Music room, end of practice. Will is telling the kids that they won't be able to practice in the auditorium that week. They're upset, because they have to practice for Regionals (which, based on the schedule for Sectionals, are in either two weeks or eight months). Rachel recommends a sit-in. Puck advises arson. Oh, Puck -- you just go stand in the auditorium and I'm sure it'll catch on fire from your hotness. But Will tells them not to do anything. He's going to find someplace away from school that they can practice for the week. "I promise I'll find us a new home." What was that Will? "A new home." Sorry, I didn't catch that last word. "Home." Sorry, say that again? "HOME!" Oh, home. Now I get it. (And now that we've established that this is the secret word of the week, I refuse to use it again in this recap.) The bell rings and the kids all leave. But on the way out, Kurt grabs Finn and asks him to look at his three-foot by three-foot swatch board, because he wants Finn's opinion on his bedroom redecorating ideas. Kurt's goal is "hunting lodge meets Tom Ford's place in Bel Air." He thinks Finn will have some useful tips on the "hunting lodge" part. Finn begs off, noting that "there's cowboy wallpaper on the walls" of his bedroom. Kurt just barely manages not to lose his lunch at this revelation. In an attempt to be helpful, Finn randomly points at something on the board and claims it looks nice. Kurt: "Toile? I always pegged you for a chinoiserie type." Finn does not understand a single word Kurt just said, and he walks away silently. Kurt smiles, as though Finn's selection of fabrics has revealed that they are, indeed, soulmates.

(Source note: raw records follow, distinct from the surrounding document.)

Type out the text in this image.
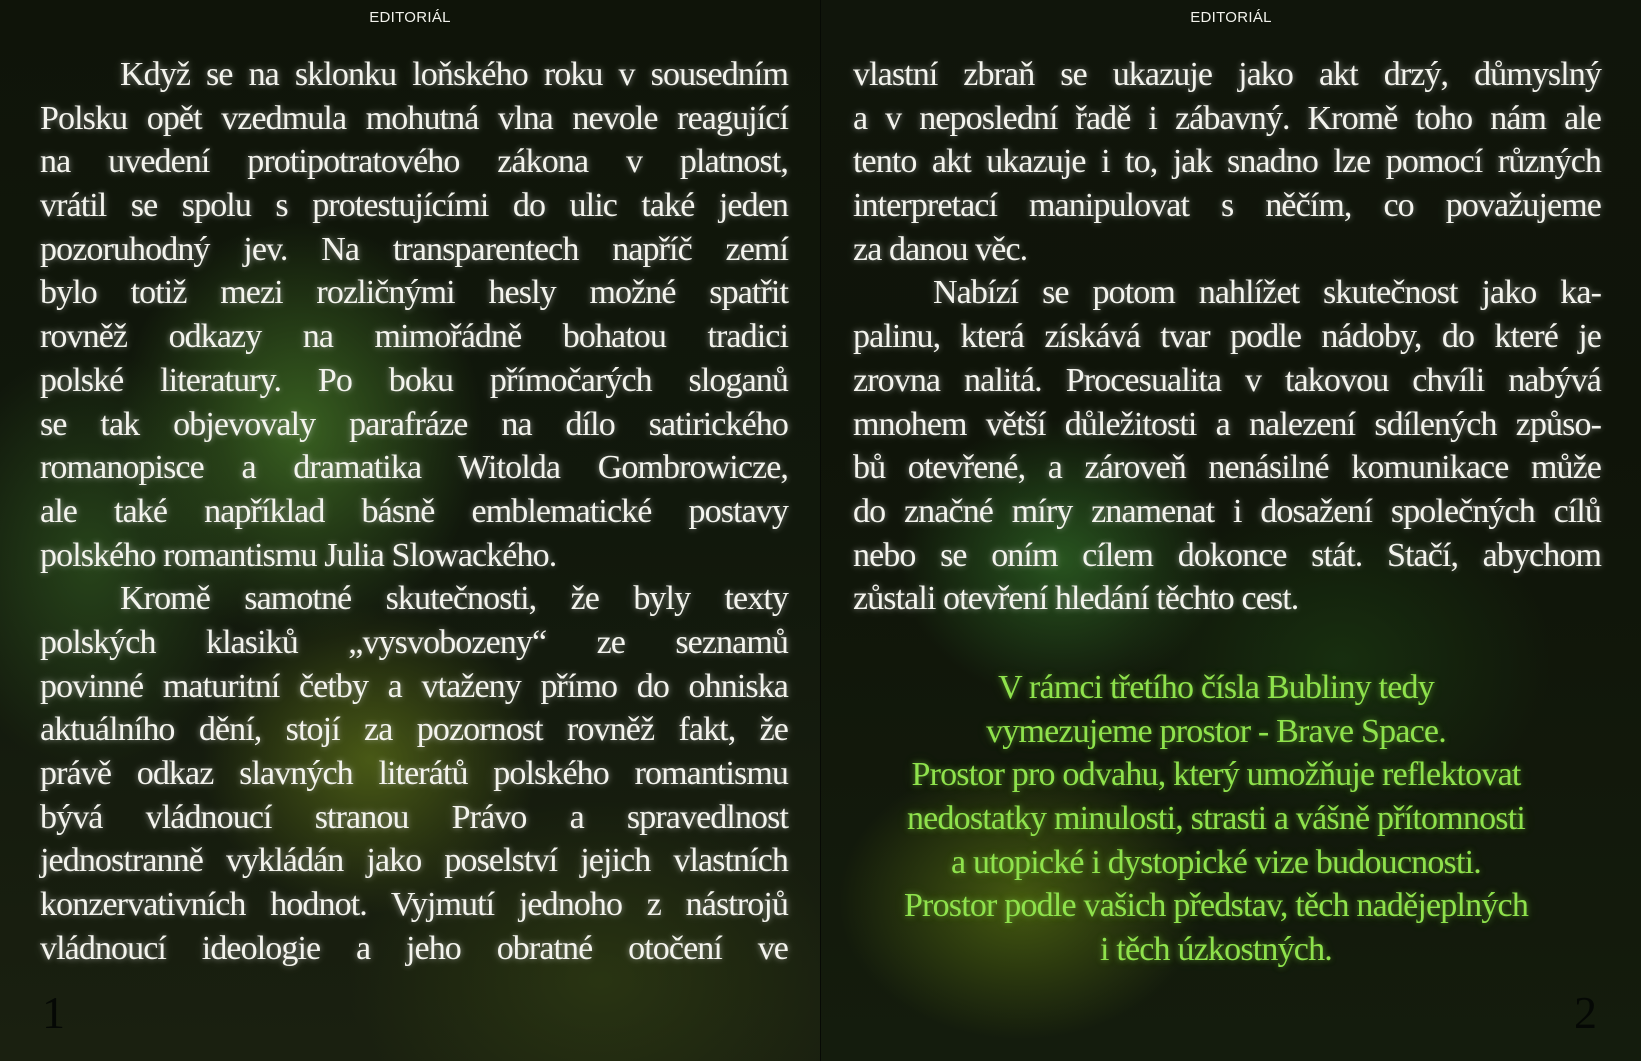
EDITORIÁL
Když se na sklonku loňského roku v sousedním
Polsku opět vzedmula mohutná vlna nevole reagující
na uvedení protipotratového zákona v platnost,
vrátil se spolu s protestujícími do ulic také jeden
pozoruhodný jev. Na transparentech napříč zemí
bylo totiž mezi rozličnými hesly možné spatřit
rovněž odkazy na mimořádně bohatou tradici
polské literatury. Po boku přímočarých sloganů
se tak objevovaly parafráze na dílo satirického
romanopisce a dramatika Witolda Gombrowicze,
ale také například básně emblematické postavy
polského romantismu Julia Slowackého.
Kromě samotné skutečnosti, že byly texty
polských klasiků „vysvobozeny“ ze seznamů
povinné maturitní četby a vtaženy přímo do ohniska
aktuálního dění, stojí za pozornost rovněž fakt, že
právě odkaz slavných literátů polského romantismu
bývá vládnoucí stranou Právo a spravedlnost
jednostranně vykládán jako poselství jejich vlastních
konzervativních hodnot. Vyjmutí jednoho z nástrojů
vládnoucí ideologie a jeho obratné otočení ve
1
EDITORIÁL
vlastní zbraň se ukazuje jako akt drzý, důmyslný
a v neposlední řadě i zábavný. Kromě toho nám ale
tento akt ukazuje i to, jak snadno lze pomocí různých
interpretací manipulovat s něčím, co považujeme
za danou věc.
Nabízí se potom nahlížet skutečnost jako ka-
palinu, která získává tvar podle nádoby, do které je
zrovna nalitá. Procesualita v takovou chvíli nabývá
mnohem větší důležitosti a nalezení sdílených způso-
bů otevřené, a zároveň nenásilné komunikace může
do značné míry znamenat i dosažení společných cílů
nebo se oním cílem dokonce stát. Stačí, abychom
zůstali otevření hledání těchto cest.
V rámci třetího čísla Bubliny tedy
vymezujeme prostor - Brave Space.
Prostor pro odvahu, který umožňuje reflektovat
nedostatky minulosti, strasti a vášně přítomnosti
a utopické i dystopické vize budoucnosti.
Prostor podle vašich představ, těch nadějeplných
i těch úzkostných.
2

Cafeteria. Kurt chastises Mercedes for her lunch selection. She quite rightly tells him that a chicken breast and salad (dressing on the side) is pretty damn healthy. But he thinks that nutritious meals are not the way to lose ten pounds in a week. He's enjoying being part of the in-crowd, and he'll be damned if he'll let his best friend's health jeopardize that. Mercedes walks up to Santana and Brittany and asks them how they stay so thin. They both raise their Cheerios water bottles, HNS-style, and tell her it's the "Sue Sylvester Master Cleanse." Which, according to Sue, (in a flash sideways in which she demonstrates the recipe to Santana, Brittany, and Becky consists of "water, maple syrup for glucose, lemon for acid, paprika to irritate the bowels, and a dash of ipecac, a vomiting agent. I haven't had a solid meal since 1987.") Back in the cafeteria, Brit-Brit tells Mercedes, "sometimes I add a teaspoon of sand." Santana rejects the objection that this recipe sounds horribly unhealthy, telling Mercedes that the can either look great and feel terrible or get kicked off the team. Mercedes walks away from her perfectly healthy lunch while our two lesbo-riffic Cheerios take swigs of their dangerous swill. And then we see Quinn, holding an empty tray and standing in the corner, watching all of this with a look on her face that says, "Why am I standing here holding an empty tray?"